Hydrostats has a module that pulls from the HydroErr package that allows users to access over 60 different error metrics. These metrics have data checks to make sure that the data that you are inputing to the metrics does not have NaN or Inf values, and can optionally check for zero and negative values. Below we demonstrate how to calculate error metrics, and highlight how to remove zero values.

In [None]:
# Putting the data from the dataframe into 1D arrays
sfpt_array = merged_df.iloc[:, 0].values
glofas_array = merged_df.iloc[:, 1].values

# Calculating the KGE metric
hs.kge_2012(sfpt_array, glofas_array)

In [None]:
# Note that when we remove zeros the indices where zeros are located are given through a warning
hs.kge_2012(sfpt_array, glofas_array, remove_zero=True)

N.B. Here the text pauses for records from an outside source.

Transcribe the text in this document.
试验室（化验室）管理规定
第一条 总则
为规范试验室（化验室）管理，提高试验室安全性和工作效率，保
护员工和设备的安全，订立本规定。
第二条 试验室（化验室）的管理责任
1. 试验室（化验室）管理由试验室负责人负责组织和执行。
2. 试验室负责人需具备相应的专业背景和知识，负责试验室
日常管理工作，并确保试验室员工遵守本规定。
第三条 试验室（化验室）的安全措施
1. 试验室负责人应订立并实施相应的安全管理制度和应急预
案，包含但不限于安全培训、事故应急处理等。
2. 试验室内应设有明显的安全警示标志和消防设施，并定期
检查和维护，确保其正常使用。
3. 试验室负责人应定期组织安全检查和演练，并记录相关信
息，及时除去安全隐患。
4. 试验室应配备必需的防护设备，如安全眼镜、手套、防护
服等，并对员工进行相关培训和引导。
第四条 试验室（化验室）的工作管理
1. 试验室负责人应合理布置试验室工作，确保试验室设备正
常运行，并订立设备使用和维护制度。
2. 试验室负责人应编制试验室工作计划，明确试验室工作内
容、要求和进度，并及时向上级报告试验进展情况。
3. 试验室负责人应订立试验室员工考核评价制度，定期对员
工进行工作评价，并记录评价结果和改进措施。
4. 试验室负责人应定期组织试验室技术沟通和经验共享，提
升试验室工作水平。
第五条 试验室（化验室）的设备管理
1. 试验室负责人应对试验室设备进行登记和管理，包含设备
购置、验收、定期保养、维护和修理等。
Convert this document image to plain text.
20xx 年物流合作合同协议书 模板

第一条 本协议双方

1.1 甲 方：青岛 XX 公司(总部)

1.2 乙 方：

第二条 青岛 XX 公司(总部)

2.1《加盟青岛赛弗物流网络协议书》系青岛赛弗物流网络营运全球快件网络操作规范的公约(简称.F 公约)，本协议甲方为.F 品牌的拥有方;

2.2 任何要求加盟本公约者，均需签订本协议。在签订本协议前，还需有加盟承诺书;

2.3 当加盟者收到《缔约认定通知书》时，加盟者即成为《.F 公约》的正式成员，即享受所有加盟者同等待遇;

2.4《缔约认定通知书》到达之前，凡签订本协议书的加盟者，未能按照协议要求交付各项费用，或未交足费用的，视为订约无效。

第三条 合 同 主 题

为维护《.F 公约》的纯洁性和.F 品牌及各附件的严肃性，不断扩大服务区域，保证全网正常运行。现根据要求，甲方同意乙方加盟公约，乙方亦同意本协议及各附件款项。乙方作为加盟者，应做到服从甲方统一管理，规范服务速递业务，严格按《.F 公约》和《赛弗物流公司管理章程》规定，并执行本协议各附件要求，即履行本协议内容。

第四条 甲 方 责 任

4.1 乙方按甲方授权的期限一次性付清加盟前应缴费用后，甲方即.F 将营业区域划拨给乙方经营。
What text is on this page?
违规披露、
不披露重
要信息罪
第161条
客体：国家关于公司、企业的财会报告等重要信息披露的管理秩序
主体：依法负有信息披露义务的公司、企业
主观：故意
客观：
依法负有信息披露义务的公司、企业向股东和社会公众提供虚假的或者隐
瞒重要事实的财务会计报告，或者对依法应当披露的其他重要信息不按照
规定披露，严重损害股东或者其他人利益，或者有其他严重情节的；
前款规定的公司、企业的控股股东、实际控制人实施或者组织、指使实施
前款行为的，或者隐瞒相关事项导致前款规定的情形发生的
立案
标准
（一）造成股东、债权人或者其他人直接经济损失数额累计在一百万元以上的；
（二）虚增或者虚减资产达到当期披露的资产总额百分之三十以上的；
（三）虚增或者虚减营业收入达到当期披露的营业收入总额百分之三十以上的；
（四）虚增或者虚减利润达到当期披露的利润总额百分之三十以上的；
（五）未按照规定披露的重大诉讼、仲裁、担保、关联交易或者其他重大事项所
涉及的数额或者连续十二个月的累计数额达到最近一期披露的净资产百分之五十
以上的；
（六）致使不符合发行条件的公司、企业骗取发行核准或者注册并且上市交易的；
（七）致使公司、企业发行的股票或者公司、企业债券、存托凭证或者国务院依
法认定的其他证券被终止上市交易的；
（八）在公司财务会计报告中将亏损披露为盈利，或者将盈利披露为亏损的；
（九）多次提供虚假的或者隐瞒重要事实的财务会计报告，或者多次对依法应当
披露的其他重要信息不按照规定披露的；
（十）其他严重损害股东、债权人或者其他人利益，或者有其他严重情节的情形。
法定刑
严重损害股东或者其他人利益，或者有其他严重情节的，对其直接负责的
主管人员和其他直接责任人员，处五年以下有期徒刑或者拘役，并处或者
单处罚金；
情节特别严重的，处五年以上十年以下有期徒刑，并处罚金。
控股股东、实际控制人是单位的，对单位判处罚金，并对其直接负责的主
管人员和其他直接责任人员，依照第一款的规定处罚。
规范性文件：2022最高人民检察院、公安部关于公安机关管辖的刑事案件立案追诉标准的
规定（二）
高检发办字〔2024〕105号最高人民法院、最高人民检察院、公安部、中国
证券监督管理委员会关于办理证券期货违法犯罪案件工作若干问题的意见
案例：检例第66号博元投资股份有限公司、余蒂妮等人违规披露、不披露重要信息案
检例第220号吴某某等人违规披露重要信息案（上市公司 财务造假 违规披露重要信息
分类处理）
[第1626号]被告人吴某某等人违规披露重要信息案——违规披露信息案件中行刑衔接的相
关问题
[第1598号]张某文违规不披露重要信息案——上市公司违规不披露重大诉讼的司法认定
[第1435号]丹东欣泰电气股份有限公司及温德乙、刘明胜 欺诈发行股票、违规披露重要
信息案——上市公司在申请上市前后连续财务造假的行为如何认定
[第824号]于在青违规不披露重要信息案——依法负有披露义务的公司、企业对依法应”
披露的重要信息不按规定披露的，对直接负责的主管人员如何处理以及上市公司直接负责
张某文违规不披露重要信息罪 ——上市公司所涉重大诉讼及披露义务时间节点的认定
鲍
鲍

### Creating a Table of Error Metrics

To create a table of metrics, we use the make_table() function, located in the main hydrostats import. In this function we can specify the time periods we want to analyze (the entire time series will be analyzed by default) as well as the metrics that we want to use. Below we specify the merged dataframe, the metrics we want to use, the time periods to want to evaluate (high and low periods in this case), to remove zeros and negatives, and the location of the station to put in the table. This may raise a lot of errors if the two timeseries have values that need to be removed, so if you would like to ignore the errors, the warnings.simplefilter('ignore') can be applied. 

To find what abbreviations correspond to which metric, a table is provided in the docs [here](https://waderoberts123.github.io/Hydrostats/ref_table.html).

In [None]:
hs.make_table(merged_dataframe=merged_df, 
              metrics=['MAE', 'r2', 'ACC', 'NSE', 'KGE (2012)', 'SA'], 
              seasonal_periods=[['01-01', '03-31'], ['04-01', '06-30'], ['07-01', '09-30'], ['10-01', '12-31']], 
              remove_neg=True, remove_zero=True, 
              location='Magdalena')

## Ensemble Adjusted Error Metrics and Skill Score

Hydrostats also includes many common forecast ensemble metrics such as the ensemble mean squared error (EMSE), the continuous ranked probability score (CRPS), the area under the receiver operating characteristic curve (AUROC), and the ensemble adjusted brier score (EABS). Users can also calculate skill scores for all of these metrics comparing their model’s forecast performance to that of a benchmark forecast.

Below we give an example of calculating the crps scores for an ensemble forecast and a benchmark and then computing the skill score to compare the two forecasts.

In [None]:
import hydrostats.ens_metrics as em 

# Generate random data as an example 
np.random.seed(6543934)
ens_array = (np.random.rand(15, 52) + 1) * 100  # Matrix 15 x 52, range [0, 100)
obs_array = (np.random.rand(15) + 1) * 100 # 1D matrix of length 15, range [0, 100)

# Compute crps metric values  
crps_forecast = em.ens_crps(obs_array, ens_array)['crps'] # Only store the scores in our variable

# Compute example benchmark forecast scores
crps_benchmark = em.ens_crps(obs_array, ens_array[:, 1:3])['crps'] # Only use first two ensembles as a benchmark

# Compute the skill score
skill_score = em.skill_score(scores=crps_forecast, bench_scores=crps_benchmark, perf_score=0)
print(skill_score)

# In this case, using the 52 ensembles is slightly more skillful than using just the first two. 
# This is random though so this does not mean much.